Swamplandia! by Karen Russell 2011
The plot seems unique and the setting is familiar yet intriguing: the mucky Florida Everglades, waters filled with alligators and air fogged with mystery. On the first page we are introduced to the Bigtree Tribe, a white family that lives on the swamp island of Swamplandia! and runs a small adventure park that features alligator wrestlers, swimmers, and a tiny museum dedicated to Grandpa and Grandma Bigtree. The family features three children who are all interchangeably angsty and a mother that dies about twenty pages into the novel. Evidently women do not have the best of luck in Russell’s fictional world seeing as towards the end of the novel the only three female characters that are featured either become naive damsels, dead, or raped. Meanwhile, a father runs off to a casino, a brother runs away to make money, and a grandfather forgets his family altogether.

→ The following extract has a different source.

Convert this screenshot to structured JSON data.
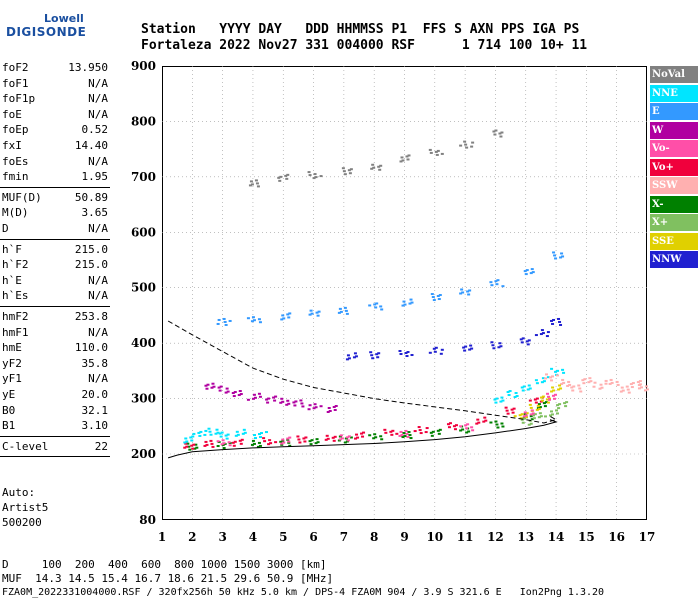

I had high expectations for Karen Russell’s Swamplandia! seeing as it was raved about on various media platforms after its debut. However, I was unimpressed. While her prose is quantifiably beautiful and rich, it reads like a college student’s first creative piece - forced and self-conscious albeit pretty. I was disappointed by the characters that I never really did fall in love with, with the female protagonist who appeared to be a whiny nine year old but who was actually an adolescent, or the angsty teenage boy whose angst I could never anchor in the story. I questioned the father’s parenting ethics as he left his two daughters on a swamp island in the Florida Everglades, leaving them both to Persephone-like journeys to the end of the story. I was bored and confused about the action in the book. At first it appeared to be realistic, and then it transitioned into a Gaiman-esque magic surrealism. But in the end a horror of real life slapped you in the face and brought you back to life. I was just queasy after this confusing roller coaster ride.